Golden Jubilee Diamond

Golden Jubilee Diamond

The Golden Jubilee Diamond was discovered in De Beers’ Premier Mine in South Africa in 1986 and is the eighth-largest gem-quality diamond ever unearthed. In its rough form, the Fancy Yellow Brown diamond weighed 755.50 carats.


According to the De Beers website, the rough diamond contained several inclusions and a number of cracks. The process of cutting the diamond took two years and was entrusted to master cutter Gabi Tolkowsky. When it was completed in 1990, the stone weighed 545.65 carats, making it the world’s largest faceted diamond.

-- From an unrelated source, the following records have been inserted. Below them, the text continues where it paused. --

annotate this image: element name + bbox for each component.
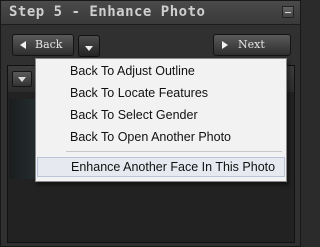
minimize-icon[interactable] [282, 6, 294, 18]
panel-title: Step 5 - Enhance Photo [9, 4, 206, 20]
back-button-label: Back [35, 38, 63, 51]
menu-separator [66, 151, 282, 152]
back-dropdown-button[interactable] [78, 35, 100, 57]
menu-item-open-another-photo[interactable]: Back To Open Another Photo [37, 127, 285, 147]
next-button[interactable]: Next [213, 34, 291, 56]
arrow-left-icon [20, 41, 26, 49]
enhance-photo-panel: Step 5 - Enhance Photo Back Next Back To… [0, 0, 301, 247]
menu-item-adjust-outline[interactable]: Back To Adjust Outline [37, 61, 285, 81]
back-button[interactable]: Back [12, 34, 74, 56]
chevron-down-icon [85, 46, 93, 51]
next-button-label: Next [238, 38, 265, 51]
menu-item-enhance-another-face[interactable]: Enhance Another Face In This Photo [37, 157, 285, 177]
title-bar: Step 5 - Enhance Photo [1, 1, 300, 25]
menu-item-select-gender[interactable]: Back To Select Gender [37, 105, 285, 125]
back-menu: Back To Adjust Outline Back To Locate Fe… [35, 58, 287, 182]
view-dropdown-button[interactable] [12, 71, 32, 87]
arrow-right-icon [222, 41, 228, 49]
menu-item-locate-features[interactable]: Back To Locate Features [37, 83, 285, 103]
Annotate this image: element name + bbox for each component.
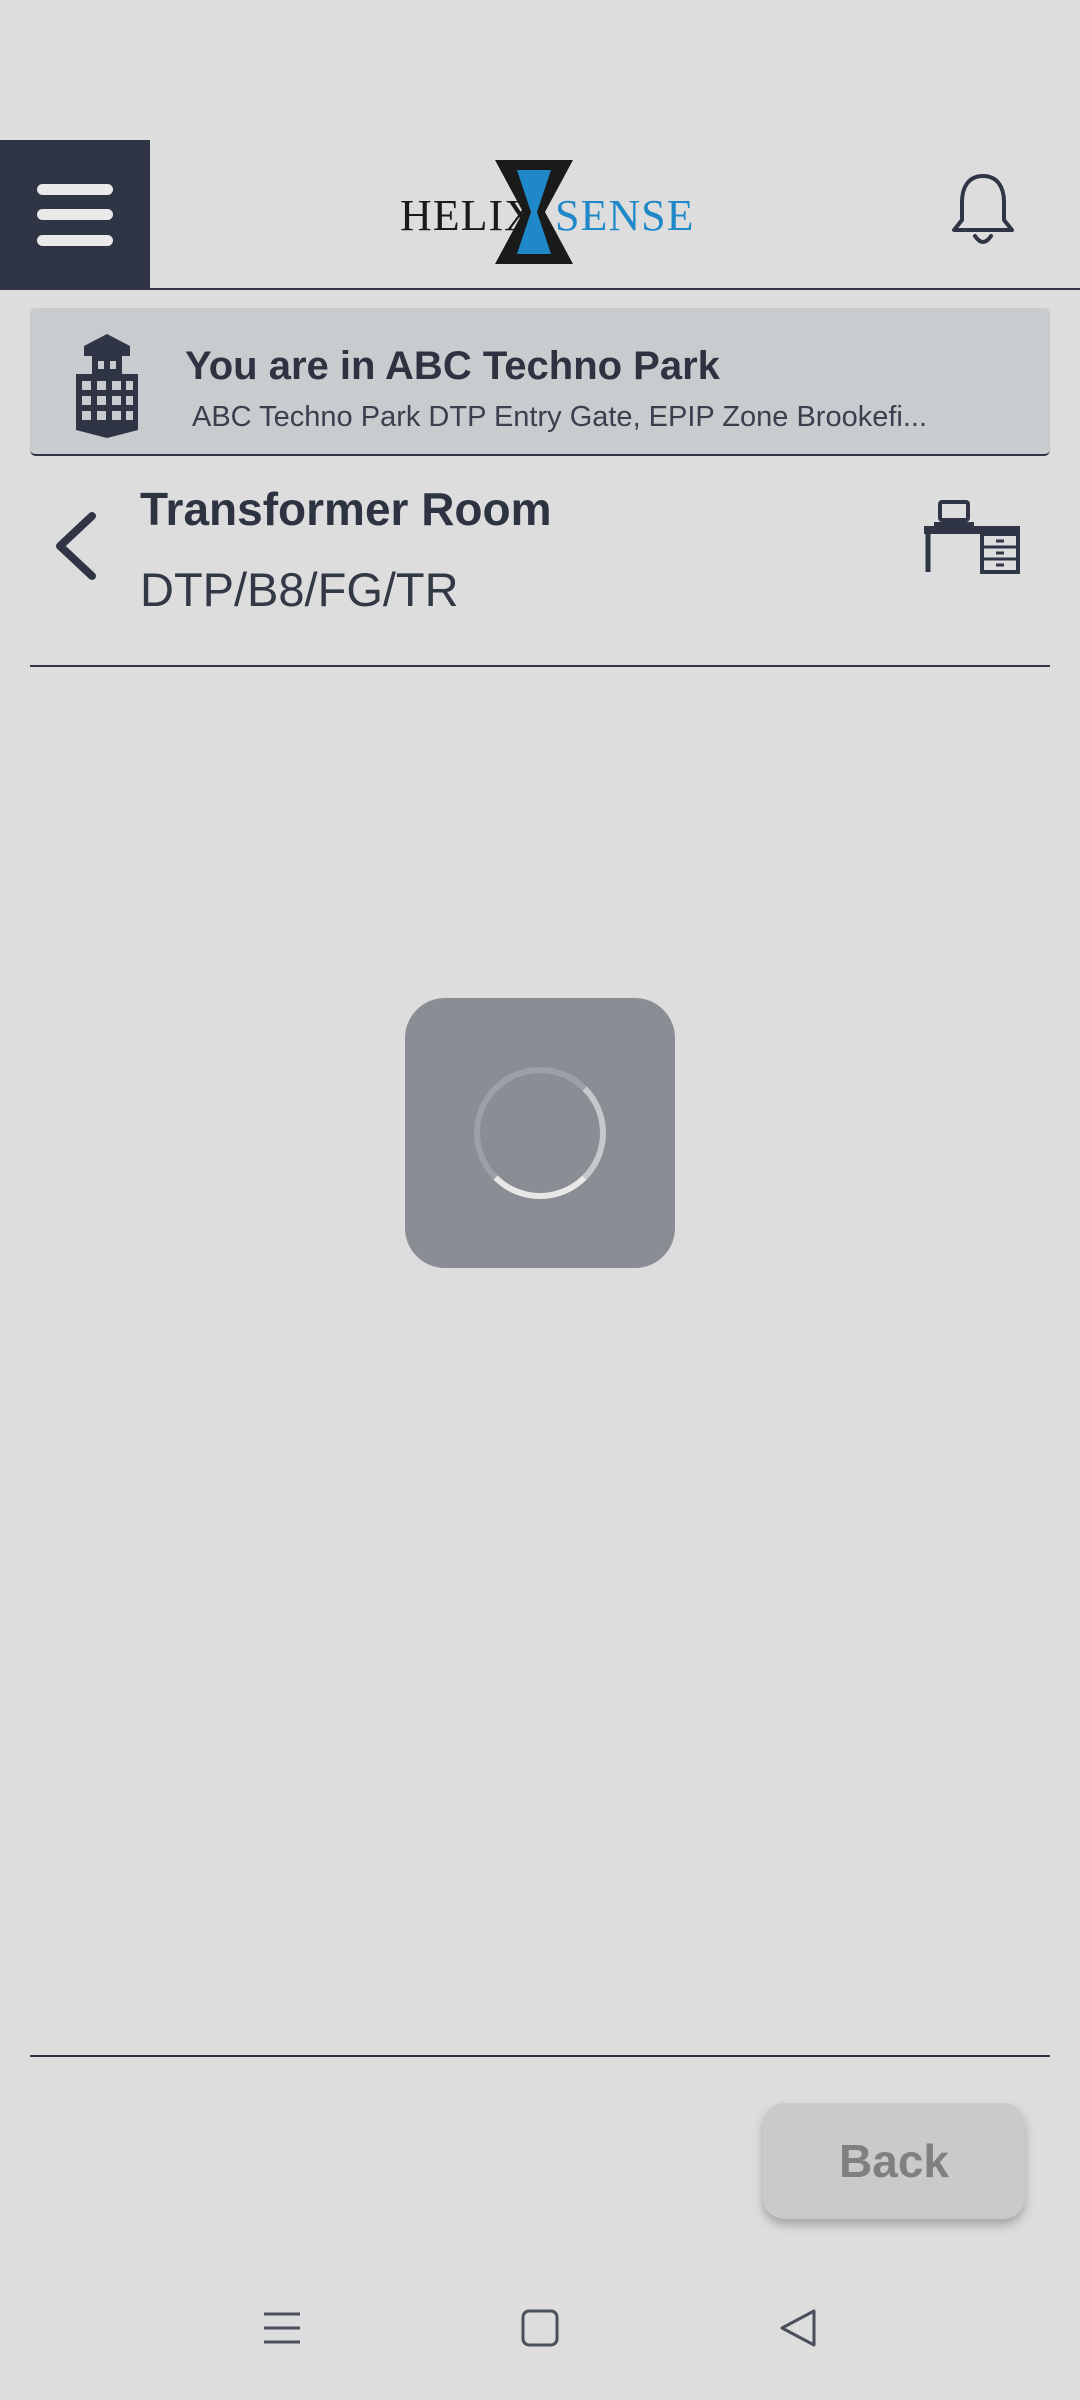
screen: HELIX SENSE You are in ABC Techno Park A…	[0, 0, 1080, 2400]
room-code: DTP/B8/FG/TR	[140, 563, 459, 616]
desk-workstation-icon[interactable]	[922, 498, 1022, 574]
hamburger-menu-icon	[37, 184, 113, 246]
menu-button[interactable]	[0, 140, 150, 290]
loading-spinner-icon	[474, 1067, 606, 1199]
recent-apps-icon[interactable]	[262, 2308, 302, 2348]
room-divider	[30, 665, 1050, 667]
building-icon	[76, 334, 138, 438]
home-icon[interactable]	[520, 2308, 560, 2348]
loading-overlay	[405, 998, 675, 1268]
system-navigation-bar	[0, 2290, 1080, 2380]
location-address: ABC Techno Park DTP Entry Gate, EPIP Zon…	[192, 401, 928, 433]
back-button[interactable]: Back	[763, 2103, 1025, 2219]
header-divider	[0, 288, 1080, 290]
room-title: Transformer Room	[140, 483, 552, 535]
location-title: You are in ABC Techno Park	[185, 344, 720, 388]
footer-divider	[30, 2055, 1050, 2057]
system-back-icon[interactable]	[778, 2308, 818, 2348]
location-banner[interactable]: You are in ABC Techno Park ABC Techno Pa…	[30, 308, 1050, 456]
logo-text-right: SENSE	[555, 191, 695, 240]
back-chevron-icon[interactable]	[52, 512, 98, 580]
notification-bell-icon[interactable]	[950, 172, 1016, 248]
helixsense-logo: HELIX SENSE	[400, 160, 693, 270]
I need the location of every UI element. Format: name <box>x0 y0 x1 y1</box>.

Tolkowsky described the diamond’s final cut as “Fire-Rose cushion shape.”
After it was cut, De Beers lent the diamond to the Thai Diamond Manufacturers Association, who put it on display. At one point, the line of visitors waiting to view the diamond was over a mile long.


In 1995, the cut diamond was purchased by a group of businessmen from Thailand as a present to mark King Bhumibol’s 50th anniversary as king – his Golden Jubilee – the event that gave the diamond its name. The diamond was blessed by Pope John Paul II, the Supreme Buddhist Patriarch, and by Thailand’s Supreme Imam.


The diamond is now part of Thailand’s crown jewels and is displayed at the Royal Museum at Bangkok’s Pimammek Golden Temple.